Return to Panbo Forum main page »

Oceansailor

AIS Splitter

Vote 0 Votes

I have a Furuno Fa-50 transponder connected to a AIS splitter. This works great. The only problem is that the FA-60 only transmits on LAN to the NN3D or NMEA 0183.

The rest of the boat is NMEA 2000. I want AIS data NMEA 2000 to a dedicated display.

I see two options:

1. Install a NMEA 0183 to NMEA 2000 interface.

2. Updating the VHF to a model that have a AIS receiver and a NMEA 2000 output.

My concern with alternative 2 is the AIS splitter??? But perhaps that is not an issue? Will both the FA-50 AIS and the VHF AIS be able to listen at the same time when a splitter is installed??

5 Replies

  • That should not be a problem. I am doing something very similar -- a Vesper XB8000 Class B AIS and a Simrad HS45 VHF/AIS RX radio share one antenna via a Vesper splitter -- and it all works fine.

  • In regards to option 2. Generally all AIS RX VHF radios have an incorporated splitter inside the actual VHF radio. This allows the use of the VHF antenna to function as a VHF antenna and the antenna for the internal AIS..so if you go that route aka a new GX6000/65000, M506, RS35, Link-8 VHF300AIS RAY260AIS or RAY70 I would suggest not using an external splitter for use with your FA50 AIS antenna. Keeping that spate and isolated.

  • Thanks for posting, Matt, but I've never heard the term "splitter" used with an AIS RX VHF. Consider this somewhat roundabout way to understand the situation.

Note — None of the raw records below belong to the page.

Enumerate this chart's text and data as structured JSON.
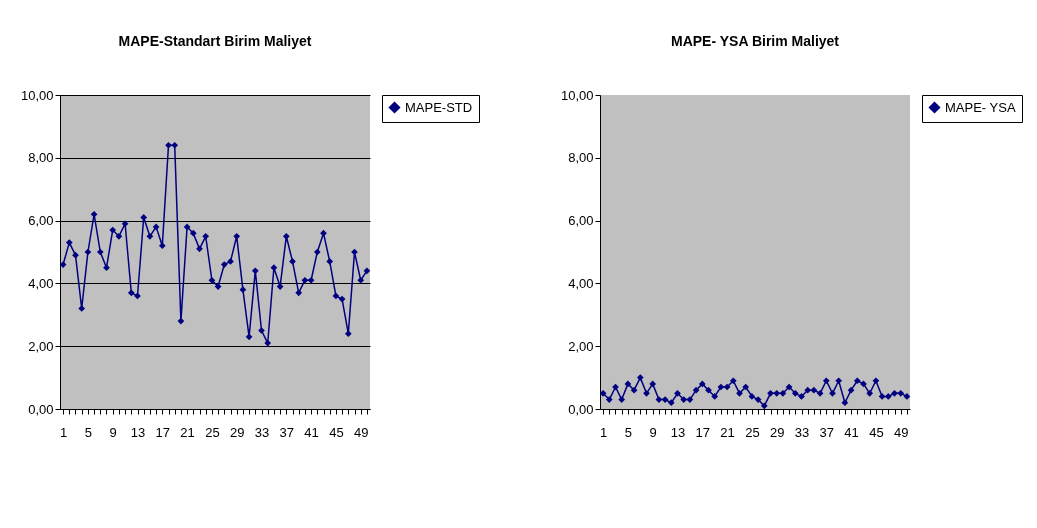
{
  "chart_data": [
    {
      "type": "line",
      "title": "MAPE-Standart Birim Maliyet",
      "categories": [
        "1",
        null,
        null,
        null,
        "5",
        null,
        null,
        null,
        "9",
        null,
        null,
        null,
        "13",
        null,
        null,
        null,
        "17",
        null,
        null,
        null,
        "21",
        null,
        null,
        null,
        "25",
        null,
        null,
        null,
        "29",
        null,
        null,
        null,
        "33",
        null,
        null,
        null,
        "37",
        null,
        null,
        null,
        "41",
        null,
        null,
        null,
        "45",
        null,
        null,
        null,
        "49",
        null
      ],
      "series": [
        {
          "name": "MAPE-STD",
          "color": "#000080",
          "values": [
            4.6,
            5.3,
            4.9,
            3.2,
            5.0,
            6.2,
            5.0,
            4.5,
            5.7,
            5.5,
            5.9,
            3.7,
            3.6,
            6.1,
            5.5,
            5.8,
            5.2,
            8.4,
            8.4,
            2.8,
            5.8,
            5.6,
            5.1,
            5.5,
            4.1,
            3.9,
            4.6,
            4.7,
            5.5,
            3.8,
            2.3,
            4.4,
            2.5,
            2.1,
            4.5,
            3.9,
            5.5,
            4.7,
            3.7,
            4.1,
            4.1,
            5.0,
            5.6,
            4.7,
            3.6,
            3.5,
            2.4,
            5.0,
            4.1,
            4.4
          ]
        }
      ],
      "ylim": [
        0,
        10
      ],
      "yticks": [
        {
          "value": 0,
          "label": "0,00"
        },
        {
          "value": 2,
          "label": "2,00"
        },
        {
          "value": 4,
          "label": "4,00"
        },
        {
          "value": 6,
          "label": "6,00"
        },
        {
          "value": 8,
          "label": "8,00"
        },
        {
          "value": 10,
          "label": "10,00"
        }
      ],
      "grid": "y",
      "legend": "right",
      "marker": "diamond"
    },
    {
      "type": "line",
      "title": "MAPE- YSA Birim Maliyet",
      "categories": [
        "1",
        null,
        null,
        null,
        "5",
        null,
        null,
        null,
        "9",
        null,
        null,
        null,
        "13",
        null,
        null,
        null,
        "17",
        null,
        null,
        null,
        "21",
        null,
        null,
        null,
        "25",
        null,
        null,
        null,
        "29",
        null,
        null,
        null,
        "33",
        null,
        null,
        null,
        "37",
        null,
        null,
        null,
        "41",
        null,
        null,
        null,
        "45",
        null,
        null,
        null,
        "49",
        null
      ],
      "series": [
        {
          "name": "MAPE- YSA",
          "color": "#000080",
          "values": [
            0.5,
            0.3,
            0.7,
            0.3,
            0.8,
            0.6,
            1.0,
            0.5,
            0.8,
            0.3,
            0.3,
            0.2,
            0.5,
            0.3,
            0.3,
            0.6,
            0.8,
            0.6,
            0.4,
            0.7,
            0.7,
            0.9,
            0.5,
            0.7,
            0.4,
            0.3,
            0.1,
            0.5,
            0.5,
            0.5,
            0.7,
            0.5,
            0.4,
            0.6,
            0.6,
            0.5,
            0.9,
            0.5,
            0.9,
            0.2,
            0.6,
            0.9,
            0.8,
            0.5,
            0.9,
            0.4,
            0.4,
            0.5,
            0.5,
            0.4
          ]
        }
      ],
      "ylim": [
        0,
        10
      ],
      "yticks": [
        {
          "value": 0,
          "label": "0,00"
        },
        {
          "value": 2,
          "label": "2,00"
        },
        {
          "value": 4,
          "label": "4,00"
        },
        {
          "value": 6,
          "label": "6,00"
        },
        {
          "value": 8,
          "label": "8,00"
        },
        {
          "value": 10,
          "label": "10,00"
        }
      ],
      "grid": false,
      "legend": "right",
      "marker": "diamond"
    }
  ]
}
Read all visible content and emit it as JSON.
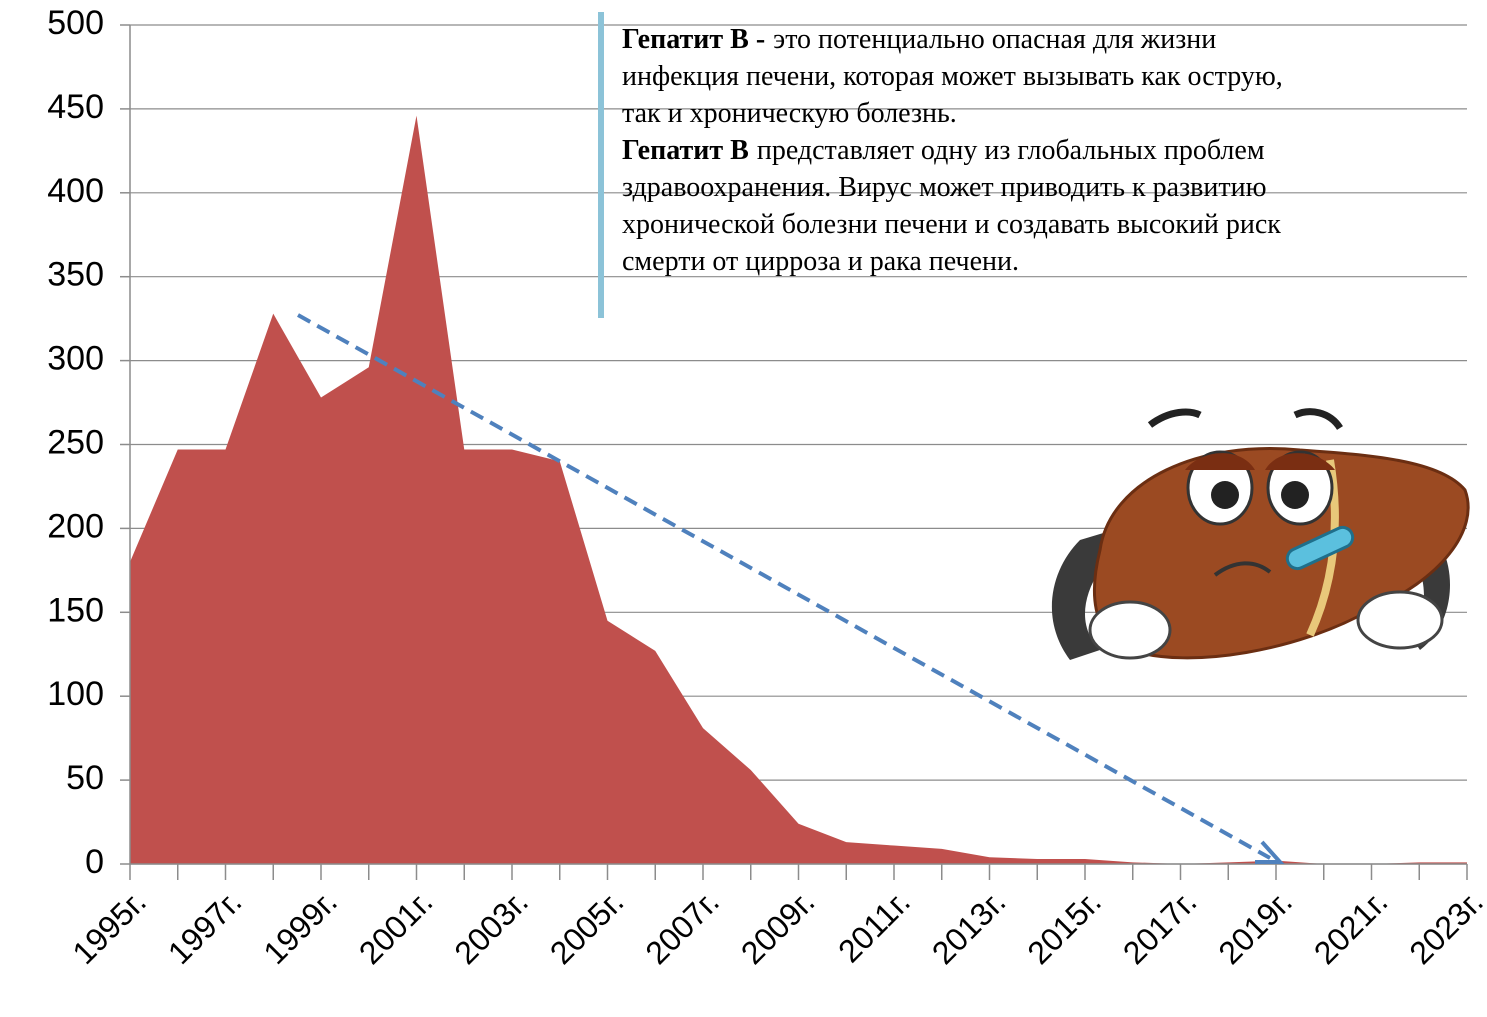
{
  "chart_data": {
    "type": "area",
    "categories": [
      "1995г.",
      null,
      "1997г.",
      null,
      "1999г.",
      null,
      "2001г.",
      null,
      "2003г.",
      null,
      "2005г.",
      null,
      "2007г.",
      null,
      "2009г.",
      null,
      "2011г.",
      null,
      "2013г.",
      null,
      "2015г.",
      null,
      "2017г.",
      null,
      "2019г.",
      null,
      "2021г.",
      null,
      "2023г."
    ],
    "values": [
      180,
      247,
      247,
      328,
      278,
      296,
      446,
      247,
      247,
      240,
      145,
      127,
      81,
      56,
      24,
      13,
      11,
      9,
      4,
      3,
      3,
      1,
      0,
      1,
      2,
      0,
      0,
      1,
      1
    ],
    "color": "#c0504d",
    "ylim": [
      0,
      500
    ],
    "yticks": [
      0,
      50,
      100,
      150,
      200,
      250,
      300,
      350,
      400,
      450,
      500
    ],
    "grid": true,
    "annotation": {
      "paragraphs": [
        {
          "bold": "Гепатит В -",
          "lines": [
            "это потенциально опасная для жизни",
            "инфекция печени, которая может вызывать как острую,",
            "так и хроническую болезнь."
          ]
        },
        {
          "bold": "Гепатит В",
          "lines": [
            "представляет одну из глобальных проблем",
            "здравоохранения. Вирус может приводить к развитию",
            "хронической болезни печени и создавать высокий риск",
            "смерти от цирроза и рака печени."
          ]
        }
      ]
    }
  }
}
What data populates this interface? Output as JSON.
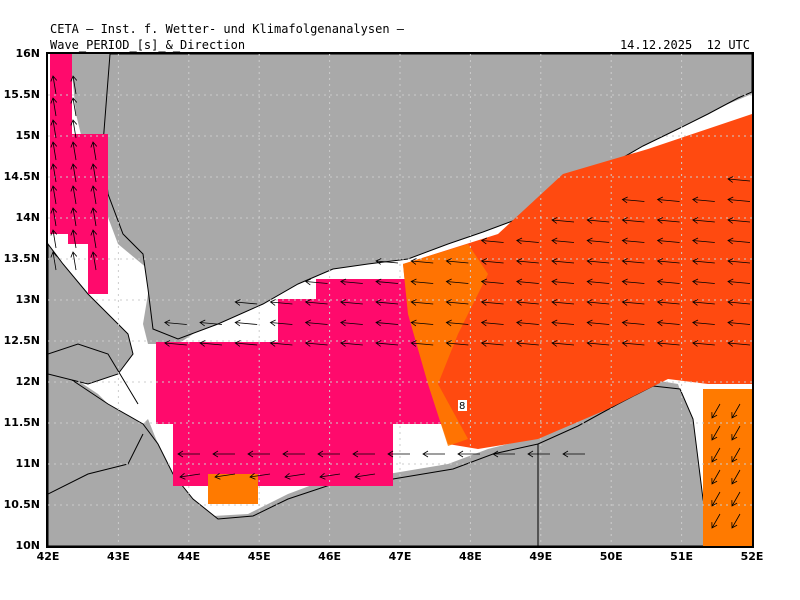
{
  "header": {
    "title": "CETA — Inst. f. Wetter- und Klimafolgenanalysen —",
    "subtitle": "Wave_PERIOD_[s]_&_Direction",
    "timestamp": "14.12.2025  12 UTC"
  },
  "map": {
    "lon_range": [
      42,
      52
    ],
    "lat_range": [
      10,
      16
    ],
    "land_color": "#a9a9a9",
    "sea_color": "#ffffff",
    "grid": "dotted",
    "x_ticks": [
      "42E",
      "43E",
      "44E",
      "45E",
      "46E",
      "47E",
      "48E",
      "49E",
      "50E",
      "51E",
      "52E"
    ],
    "y_ticks": [
      "16N",
      "15.5N",
      "15N",
      "14.5N",
      "14N",
      "13.5N",
      "13N",
      "12.5N",
      "12N",
      "11.5N",
      "11N",
      "10.5N",
      "10N"
    ],
    "contour_label": "8",
    "period_colors": {
      "short": "#ff0a6c",
      "mid": "#ff7a00",
      "long": "#ff4a10"
    },
    "arrow_direction_west_gulf": "westward",
    "arrow_direction_red_sea": "northward"
  }
}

    Every VHF now sold has two independent receivers using the same antenna. That's why you won't miss a DSC call coming in on channel 70. So AIS RX VHF only means adding another receiver.

    Meanwhile, not only am I doing exactly what you advise against right now -- see my first comment -- but I've done with several combinations of AIS transceiver, active splitter, and AIS RX VHF. Never detected any problem at all. Big difference between passive RX only "splitter" and active splitter.

  • Thank you Ben. The new B&G V50 VHF is installed. It is working just fine as you said.

    When installing the connection to the NMEA 2000 I decided to review the NMEA network on my boat.

    Basically it is a Furuno FA-5002 "hub" in the center of the boat, with a backbone running fore and aft.

    I did notice that on two drop cables there was second drop. ( 2 devices) I talked to one professional who said it is O.K. as long as each drop is not longer than 6 m.

    I thoght only one device on a drop?

    It has been working great for many years. Still curious what is the "right way"

  • You received good advice. A NMEA 2000 drop is not necessarily a single cable and single device. Multiports designed to be dropped off the backbone with several devices dropped off them are fairly common, for instance. The key is understanding that the 6m drop limit means the TOTAL of both cables in the drop. Cable from backbone to multiport plus cable from multiport to device equals drop drop distance; calculate separate devices on multiport separately.